В коридоре она увидела трясущуюся Томасу и не рассердилась, как сделала бы прежде, а обняла младшую дочь и, не останавливаясь, повлекла ее за собою. Но Томаса вывернулась от матери, как не сделала бы в прежние времена, не только в прежние, но и час назад, который, в принципе, тоже был теперь «прежние времена». Вывернулась и вошла в гостиную. К Эве. А та уже улыбалась ей. Она ждала, когда сестра бросится ей на шею и скажет: о Эвочка, ты такая умная! Ты такая душка!
Но Томаса вовсе не выказывала желания броситься Эве на шею. С хмурым лицом и не глядя на сестру — потому что невозможно смотреть на любимого человека и говорить ему: ты гадко поступила, Эва, я все слышала, зачем ты так говорила о папе, который, который…
Слезы пламенем залили глаза Томасы, но, справившись с ними, она еще сказала: он любит тебя больше всех.
Это все само пришло к ней в последние минуты стояния за портьерой. Она взглянула на Эвангелину и увидела, как та съежилась, какая стала она маленькая и бледная, в стареньком капоте, который уже пополз по швам. И Томаса дрогнула. Она захотела всех сразу примирить. Но как это сделать, Томаса не знала, а если б и знала, то уже не смогла бы, потому что не имела на то сил, власти и соизволения дамы, называемой двойственно значимым именем История.

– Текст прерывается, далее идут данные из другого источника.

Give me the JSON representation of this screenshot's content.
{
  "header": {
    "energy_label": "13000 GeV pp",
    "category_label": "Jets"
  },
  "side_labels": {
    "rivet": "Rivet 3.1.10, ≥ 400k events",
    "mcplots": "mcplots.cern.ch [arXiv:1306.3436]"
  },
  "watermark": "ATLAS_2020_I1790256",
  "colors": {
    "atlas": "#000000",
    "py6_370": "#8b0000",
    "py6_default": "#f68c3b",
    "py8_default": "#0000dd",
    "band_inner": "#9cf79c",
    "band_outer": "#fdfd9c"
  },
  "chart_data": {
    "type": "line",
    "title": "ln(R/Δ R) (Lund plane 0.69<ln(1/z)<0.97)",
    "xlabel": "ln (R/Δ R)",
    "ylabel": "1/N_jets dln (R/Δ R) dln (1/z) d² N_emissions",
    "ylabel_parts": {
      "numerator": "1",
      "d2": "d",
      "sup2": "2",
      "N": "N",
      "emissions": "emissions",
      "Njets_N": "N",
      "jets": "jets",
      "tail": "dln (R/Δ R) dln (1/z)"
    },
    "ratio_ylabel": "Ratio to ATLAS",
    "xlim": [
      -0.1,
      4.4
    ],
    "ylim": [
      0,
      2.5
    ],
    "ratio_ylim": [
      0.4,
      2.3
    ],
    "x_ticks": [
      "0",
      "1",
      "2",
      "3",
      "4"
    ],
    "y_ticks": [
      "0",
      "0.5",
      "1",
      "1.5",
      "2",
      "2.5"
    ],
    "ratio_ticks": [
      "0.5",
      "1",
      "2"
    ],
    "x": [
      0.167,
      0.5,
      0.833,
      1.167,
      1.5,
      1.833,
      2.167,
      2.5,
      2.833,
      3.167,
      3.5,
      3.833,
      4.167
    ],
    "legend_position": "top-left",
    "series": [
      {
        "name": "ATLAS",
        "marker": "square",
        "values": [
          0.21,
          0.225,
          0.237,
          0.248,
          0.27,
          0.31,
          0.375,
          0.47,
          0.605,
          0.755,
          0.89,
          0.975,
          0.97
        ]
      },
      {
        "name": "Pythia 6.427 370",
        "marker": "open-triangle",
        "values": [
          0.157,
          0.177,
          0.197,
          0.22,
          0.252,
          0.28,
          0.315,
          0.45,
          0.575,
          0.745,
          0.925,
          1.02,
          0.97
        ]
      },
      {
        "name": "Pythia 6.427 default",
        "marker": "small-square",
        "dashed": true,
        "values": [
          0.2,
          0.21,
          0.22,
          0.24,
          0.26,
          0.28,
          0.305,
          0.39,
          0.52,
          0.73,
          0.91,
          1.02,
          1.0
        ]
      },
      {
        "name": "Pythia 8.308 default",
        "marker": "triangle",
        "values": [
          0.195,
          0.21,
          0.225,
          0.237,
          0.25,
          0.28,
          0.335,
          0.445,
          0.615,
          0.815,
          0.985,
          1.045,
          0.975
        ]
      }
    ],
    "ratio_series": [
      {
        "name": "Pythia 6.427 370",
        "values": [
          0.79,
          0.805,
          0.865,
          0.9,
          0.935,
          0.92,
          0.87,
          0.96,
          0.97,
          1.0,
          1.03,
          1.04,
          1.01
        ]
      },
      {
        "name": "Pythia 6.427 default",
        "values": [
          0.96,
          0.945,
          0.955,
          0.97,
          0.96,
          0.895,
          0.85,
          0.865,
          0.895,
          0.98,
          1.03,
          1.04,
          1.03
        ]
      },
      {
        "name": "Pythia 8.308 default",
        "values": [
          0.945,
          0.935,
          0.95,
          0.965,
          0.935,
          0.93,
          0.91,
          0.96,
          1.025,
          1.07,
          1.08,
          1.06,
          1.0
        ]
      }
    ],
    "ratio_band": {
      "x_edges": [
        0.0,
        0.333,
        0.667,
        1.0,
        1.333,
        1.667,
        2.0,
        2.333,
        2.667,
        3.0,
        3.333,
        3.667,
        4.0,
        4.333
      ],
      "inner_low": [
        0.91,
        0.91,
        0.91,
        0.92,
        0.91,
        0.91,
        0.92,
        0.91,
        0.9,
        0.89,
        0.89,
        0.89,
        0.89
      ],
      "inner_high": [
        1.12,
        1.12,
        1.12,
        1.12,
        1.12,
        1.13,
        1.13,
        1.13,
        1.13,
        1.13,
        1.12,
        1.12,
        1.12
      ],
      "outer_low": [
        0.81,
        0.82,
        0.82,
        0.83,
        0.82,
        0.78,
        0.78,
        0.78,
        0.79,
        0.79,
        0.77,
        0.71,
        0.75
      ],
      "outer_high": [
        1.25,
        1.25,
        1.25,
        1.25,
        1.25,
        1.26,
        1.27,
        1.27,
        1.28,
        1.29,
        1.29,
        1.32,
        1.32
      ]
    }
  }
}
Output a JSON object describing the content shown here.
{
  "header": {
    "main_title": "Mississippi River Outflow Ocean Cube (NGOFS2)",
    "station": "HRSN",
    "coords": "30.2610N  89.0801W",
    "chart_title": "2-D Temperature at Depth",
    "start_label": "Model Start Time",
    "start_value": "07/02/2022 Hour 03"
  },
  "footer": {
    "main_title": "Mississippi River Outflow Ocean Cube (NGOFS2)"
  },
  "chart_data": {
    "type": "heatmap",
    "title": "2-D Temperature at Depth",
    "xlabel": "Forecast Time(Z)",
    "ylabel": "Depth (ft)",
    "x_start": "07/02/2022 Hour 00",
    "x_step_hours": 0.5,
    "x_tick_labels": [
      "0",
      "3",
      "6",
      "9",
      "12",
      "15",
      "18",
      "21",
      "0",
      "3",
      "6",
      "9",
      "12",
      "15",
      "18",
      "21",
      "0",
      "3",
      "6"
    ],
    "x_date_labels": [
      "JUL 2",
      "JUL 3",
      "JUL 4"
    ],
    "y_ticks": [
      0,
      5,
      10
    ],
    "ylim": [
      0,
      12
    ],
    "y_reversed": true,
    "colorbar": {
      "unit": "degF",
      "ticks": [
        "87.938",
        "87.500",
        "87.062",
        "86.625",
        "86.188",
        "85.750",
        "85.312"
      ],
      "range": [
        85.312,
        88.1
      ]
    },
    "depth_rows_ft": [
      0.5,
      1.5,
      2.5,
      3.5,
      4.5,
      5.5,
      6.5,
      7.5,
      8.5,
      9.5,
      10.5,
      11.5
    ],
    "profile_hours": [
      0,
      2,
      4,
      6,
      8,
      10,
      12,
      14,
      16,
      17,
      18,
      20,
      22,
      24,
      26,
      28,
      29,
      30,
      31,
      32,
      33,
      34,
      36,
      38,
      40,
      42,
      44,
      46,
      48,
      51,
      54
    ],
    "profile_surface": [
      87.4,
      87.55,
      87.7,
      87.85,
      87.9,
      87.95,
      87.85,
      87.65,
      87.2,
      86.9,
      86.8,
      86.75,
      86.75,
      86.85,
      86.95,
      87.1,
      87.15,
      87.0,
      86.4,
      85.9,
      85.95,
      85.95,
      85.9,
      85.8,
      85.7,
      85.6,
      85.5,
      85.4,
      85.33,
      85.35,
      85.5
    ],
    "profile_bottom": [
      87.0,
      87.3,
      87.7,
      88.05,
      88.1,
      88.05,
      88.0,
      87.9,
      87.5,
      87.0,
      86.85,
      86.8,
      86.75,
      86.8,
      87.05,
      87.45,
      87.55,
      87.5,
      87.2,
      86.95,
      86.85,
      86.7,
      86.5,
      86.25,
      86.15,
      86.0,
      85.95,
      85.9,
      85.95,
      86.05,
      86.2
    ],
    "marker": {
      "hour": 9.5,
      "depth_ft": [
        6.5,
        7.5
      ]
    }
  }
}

А Эвангелина уловила колебания сестры и тут же ловко ухватилась за возможность предстать в виде милой слабой жертвы, каковою она сейчас себя и чувствовала. Она широко раскрыла свои светло-карие глаза и, гибко махнув телом, подошла к сестре, пристально заглядывая ей в лицо:
— Ты разлюбила меня, да? За то, что я сказала? Разлюбила, сестричка? И вы не будете со мной разговаривать? Я для вас теперь чужая? Потому что мне захотелось сказать правду. Ах, никогда нельзя говорить правду! Надо притворяться. В нашем доме надо только притворяться! Хотя за спиной… Мама всегда ругает папочку…
Эвангелина говорила, а сама следила меж тем за Томасой, которая находилась в полной прострации и думала, что если быть справедливой, то Эва тоже в чем-то права. А выглядела Томаса упрямицей. И только это захотела понять Эва.
— Ах вот как! — почти закричала она. — Из-за старого трухлявого дома и противного магазина вы так на меня сердитесь! (Она говорила «вы», чтобы сразу же и обвинить всех и скопом от них всех заслужить прощения, которого ей так хотелось!) Боже! Какая расчетливость. И в тебе, Тома, в тебе, маленькой девочке! Тогда пусть все идет прахом. Пусть! Я уйду от вас, если вы так этого хотите! Поняла?